Foucault cita como exemplos algumas práticas do direito da Borgonha no século XII. Havia “provas

sociais”, em que um indivíduo, à acusação de assassinato, por exemplo, podia perfeitamente provar sua

inocência se conseguisse que doze pessoas jurassem não ter ele cometido o assassinato. Esse juramento

não se dava no sentido da utilização dos testemunhos, mas tão somente era entendido como a influência e

a solidariedade de que o acusado dispunha junto ao grupo social. Outro tipo de prova eram as “provas

verbais”, nas quais o acusado devia pronunciar certas fórmulas verbais de gramática as quais implicavam

em sucesso ou fracasso, em caso de erro gramatical, do processo em questão. E havia ainda as “provas

físicas”, os chamados ordálios. Ordenava-se ao acusado que andasse em brasa. Se, após dois dias ainda

estivesse com cicatrizes, perdia o processo. Outro ordálio consistia em amarrar a mão direita ao pé

esquerdo do acusado e o atirar à água. Se não se afogasse, perdia o processo, pois acreditava-se que a

própria água o rejeitara. Agora, se se afogasse, ganhava o processo, pois a água não o rejeitara. (2003: pp.

59-60).

Page 31: A INVENÇÃO DA DELINQUÊNCIA

31

Essas provas tinham como característica não exatamente a pesquisa da verdade,

localizando aquele que disse a verdade, mas o estabelecimento do mais forte, já que

tratava-se de luta entre indivíduos. O resultado nesse tipo de mecanismo era vitória ou

fracasso. Caracterizada por seu automatismo, não era necessária a presença de um

terceiro personagem para distinguir os adversários. Quando solicitado esse terceiro

personagem – alguém que recebia o nome de juiz –, este tinha como função apenas zelar

pela regularidade do procedimento e não estabelecer a verdade. Para Foucault, esse

sistema de provas judiciárias desaparece entre fins do século XII e início do século XIII.

Agora o inquérito (enquête).
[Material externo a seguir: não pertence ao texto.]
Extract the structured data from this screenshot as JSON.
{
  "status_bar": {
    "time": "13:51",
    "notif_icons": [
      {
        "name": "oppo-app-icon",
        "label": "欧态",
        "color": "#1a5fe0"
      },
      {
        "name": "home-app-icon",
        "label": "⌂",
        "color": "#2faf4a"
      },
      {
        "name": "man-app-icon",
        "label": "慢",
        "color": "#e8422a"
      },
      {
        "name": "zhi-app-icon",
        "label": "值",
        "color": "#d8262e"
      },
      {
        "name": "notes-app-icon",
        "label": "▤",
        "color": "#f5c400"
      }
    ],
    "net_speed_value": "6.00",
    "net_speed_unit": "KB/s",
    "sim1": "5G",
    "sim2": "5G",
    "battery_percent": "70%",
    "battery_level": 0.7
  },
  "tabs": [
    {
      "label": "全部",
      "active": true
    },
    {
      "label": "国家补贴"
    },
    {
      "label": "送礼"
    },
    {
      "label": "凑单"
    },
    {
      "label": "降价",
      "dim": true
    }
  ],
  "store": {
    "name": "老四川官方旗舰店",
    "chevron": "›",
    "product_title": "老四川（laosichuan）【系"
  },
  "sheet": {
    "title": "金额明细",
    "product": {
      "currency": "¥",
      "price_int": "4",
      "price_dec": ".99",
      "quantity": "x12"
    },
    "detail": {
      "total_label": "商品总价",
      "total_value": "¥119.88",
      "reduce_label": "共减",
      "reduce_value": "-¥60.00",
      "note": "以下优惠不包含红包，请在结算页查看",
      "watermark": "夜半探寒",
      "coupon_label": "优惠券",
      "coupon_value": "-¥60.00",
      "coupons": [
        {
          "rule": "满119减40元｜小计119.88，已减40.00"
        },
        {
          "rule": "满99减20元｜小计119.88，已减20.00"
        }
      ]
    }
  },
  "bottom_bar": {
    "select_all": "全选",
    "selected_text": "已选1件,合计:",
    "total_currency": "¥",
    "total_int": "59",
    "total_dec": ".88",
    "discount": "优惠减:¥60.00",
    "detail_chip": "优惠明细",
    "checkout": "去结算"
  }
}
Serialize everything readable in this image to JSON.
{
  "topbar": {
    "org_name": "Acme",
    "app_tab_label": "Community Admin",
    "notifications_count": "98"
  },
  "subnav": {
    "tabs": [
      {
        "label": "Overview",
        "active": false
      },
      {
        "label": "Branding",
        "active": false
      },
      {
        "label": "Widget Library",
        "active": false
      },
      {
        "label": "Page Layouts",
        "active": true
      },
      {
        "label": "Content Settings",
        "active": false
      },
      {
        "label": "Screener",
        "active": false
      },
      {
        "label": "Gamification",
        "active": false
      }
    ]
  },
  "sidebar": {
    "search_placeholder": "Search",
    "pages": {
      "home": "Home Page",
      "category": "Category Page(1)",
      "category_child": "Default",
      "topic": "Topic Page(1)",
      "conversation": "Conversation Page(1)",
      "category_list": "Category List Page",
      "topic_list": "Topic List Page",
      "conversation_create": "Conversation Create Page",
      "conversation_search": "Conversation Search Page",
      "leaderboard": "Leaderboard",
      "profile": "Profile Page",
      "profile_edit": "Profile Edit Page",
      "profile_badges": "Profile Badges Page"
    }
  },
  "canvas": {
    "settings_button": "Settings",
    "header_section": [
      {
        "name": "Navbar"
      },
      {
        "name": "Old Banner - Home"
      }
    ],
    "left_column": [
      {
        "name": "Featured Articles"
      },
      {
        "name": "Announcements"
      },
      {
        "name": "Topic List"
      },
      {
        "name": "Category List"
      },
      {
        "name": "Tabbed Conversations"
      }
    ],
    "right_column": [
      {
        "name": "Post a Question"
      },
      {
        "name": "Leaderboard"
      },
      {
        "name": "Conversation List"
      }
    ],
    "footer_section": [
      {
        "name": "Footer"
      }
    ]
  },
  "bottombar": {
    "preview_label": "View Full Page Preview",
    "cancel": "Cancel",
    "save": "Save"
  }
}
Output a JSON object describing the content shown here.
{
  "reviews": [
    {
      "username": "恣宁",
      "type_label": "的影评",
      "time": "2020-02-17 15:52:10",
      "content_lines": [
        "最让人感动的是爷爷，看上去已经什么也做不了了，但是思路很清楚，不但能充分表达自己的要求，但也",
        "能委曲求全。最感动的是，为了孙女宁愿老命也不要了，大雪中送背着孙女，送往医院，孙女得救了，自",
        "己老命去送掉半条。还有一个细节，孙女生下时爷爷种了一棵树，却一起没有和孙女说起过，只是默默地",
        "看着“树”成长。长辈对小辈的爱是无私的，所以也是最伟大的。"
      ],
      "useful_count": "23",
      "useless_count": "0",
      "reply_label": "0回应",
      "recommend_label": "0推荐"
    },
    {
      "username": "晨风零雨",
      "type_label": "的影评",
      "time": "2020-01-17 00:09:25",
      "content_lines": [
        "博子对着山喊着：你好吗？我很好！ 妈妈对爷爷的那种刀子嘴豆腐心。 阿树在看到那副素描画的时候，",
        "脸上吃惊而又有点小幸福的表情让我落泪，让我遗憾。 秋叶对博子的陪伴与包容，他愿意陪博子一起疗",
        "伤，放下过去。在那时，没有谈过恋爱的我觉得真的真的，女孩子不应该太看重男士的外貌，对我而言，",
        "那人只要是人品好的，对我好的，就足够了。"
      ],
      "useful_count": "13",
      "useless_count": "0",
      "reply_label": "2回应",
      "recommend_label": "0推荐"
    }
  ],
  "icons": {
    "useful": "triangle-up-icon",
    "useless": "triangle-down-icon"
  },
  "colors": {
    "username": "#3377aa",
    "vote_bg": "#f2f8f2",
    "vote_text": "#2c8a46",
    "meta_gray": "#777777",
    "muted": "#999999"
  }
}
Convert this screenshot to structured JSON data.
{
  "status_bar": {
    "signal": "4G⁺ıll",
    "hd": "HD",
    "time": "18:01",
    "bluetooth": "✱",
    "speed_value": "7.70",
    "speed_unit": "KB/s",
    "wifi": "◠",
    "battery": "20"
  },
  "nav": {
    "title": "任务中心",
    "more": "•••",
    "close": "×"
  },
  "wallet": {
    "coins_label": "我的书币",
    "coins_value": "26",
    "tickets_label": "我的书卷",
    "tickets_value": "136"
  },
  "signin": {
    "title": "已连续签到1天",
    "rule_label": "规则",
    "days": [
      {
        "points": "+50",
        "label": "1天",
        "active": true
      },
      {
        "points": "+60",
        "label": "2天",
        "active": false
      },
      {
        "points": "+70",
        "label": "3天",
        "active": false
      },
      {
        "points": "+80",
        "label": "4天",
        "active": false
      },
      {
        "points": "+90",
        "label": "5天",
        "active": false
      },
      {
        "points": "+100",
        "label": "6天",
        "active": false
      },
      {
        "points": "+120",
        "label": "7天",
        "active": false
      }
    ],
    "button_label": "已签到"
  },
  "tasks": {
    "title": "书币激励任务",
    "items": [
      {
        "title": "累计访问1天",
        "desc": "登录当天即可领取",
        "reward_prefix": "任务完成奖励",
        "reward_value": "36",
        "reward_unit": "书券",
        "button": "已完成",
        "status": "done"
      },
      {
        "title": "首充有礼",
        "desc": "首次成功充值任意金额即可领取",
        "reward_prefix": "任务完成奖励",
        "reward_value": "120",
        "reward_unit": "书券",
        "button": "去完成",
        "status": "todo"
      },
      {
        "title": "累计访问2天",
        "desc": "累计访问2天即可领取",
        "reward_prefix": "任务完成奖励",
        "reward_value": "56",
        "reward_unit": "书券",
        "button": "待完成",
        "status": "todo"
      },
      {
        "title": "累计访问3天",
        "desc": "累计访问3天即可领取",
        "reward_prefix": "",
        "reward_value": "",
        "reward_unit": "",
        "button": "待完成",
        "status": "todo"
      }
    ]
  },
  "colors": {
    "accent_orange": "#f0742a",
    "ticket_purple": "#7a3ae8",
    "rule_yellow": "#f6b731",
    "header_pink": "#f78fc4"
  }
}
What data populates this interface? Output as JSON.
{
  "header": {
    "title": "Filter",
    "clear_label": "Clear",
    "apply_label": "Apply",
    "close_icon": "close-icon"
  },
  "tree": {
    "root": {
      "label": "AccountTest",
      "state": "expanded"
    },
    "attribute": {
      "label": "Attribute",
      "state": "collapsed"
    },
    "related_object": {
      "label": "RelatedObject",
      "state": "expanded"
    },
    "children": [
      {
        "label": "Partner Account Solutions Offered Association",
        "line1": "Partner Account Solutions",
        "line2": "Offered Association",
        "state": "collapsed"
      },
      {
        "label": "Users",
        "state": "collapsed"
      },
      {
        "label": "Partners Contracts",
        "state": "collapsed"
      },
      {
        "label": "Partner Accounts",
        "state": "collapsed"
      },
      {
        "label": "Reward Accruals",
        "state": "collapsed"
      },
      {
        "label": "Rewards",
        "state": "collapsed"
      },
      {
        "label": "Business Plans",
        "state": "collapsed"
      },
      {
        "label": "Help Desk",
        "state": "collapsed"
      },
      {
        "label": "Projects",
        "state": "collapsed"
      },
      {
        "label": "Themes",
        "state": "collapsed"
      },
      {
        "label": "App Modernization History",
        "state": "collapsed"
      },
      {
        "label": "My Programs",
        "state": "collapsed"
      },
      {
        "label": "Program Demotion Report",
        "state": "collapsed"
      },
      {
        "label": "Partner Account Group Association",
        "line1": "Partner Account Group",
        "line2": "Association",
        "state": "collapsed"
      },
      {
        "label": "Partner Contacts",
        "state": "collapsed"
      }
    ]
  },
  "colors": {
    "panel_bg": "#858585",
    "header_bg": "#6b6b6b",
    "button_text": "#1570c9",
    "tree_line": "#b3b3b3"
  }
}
Já vimos que o sujeito, os domínios de saber e as

relações com a verdade se formam sempre a partir das condições políticas que são suas

condições de possibilidade. No caso do inquérito, que ressurge a partir do século XII, na

Europa, suas condições políticas, segundo Foucault, têm como pando de fundo “guerra,

litígio judiciário e circulação de bens [como] um grande processo único e flutuante” 26

.

O entendimento que se tem sobre suas hipóteses é o seguinte. Quem tem riqueza dispõe

de maiores possibilidades e influência em suas ações. É nesse sentido que os soberanos

desse período tendem a confiscar os procedimentos de inquérito, uma vez que com isso

mais facilmente conseguiam aumentar o volume de seus bens, isso mediante o poder

quanto ao resultado desses litígios judiciários.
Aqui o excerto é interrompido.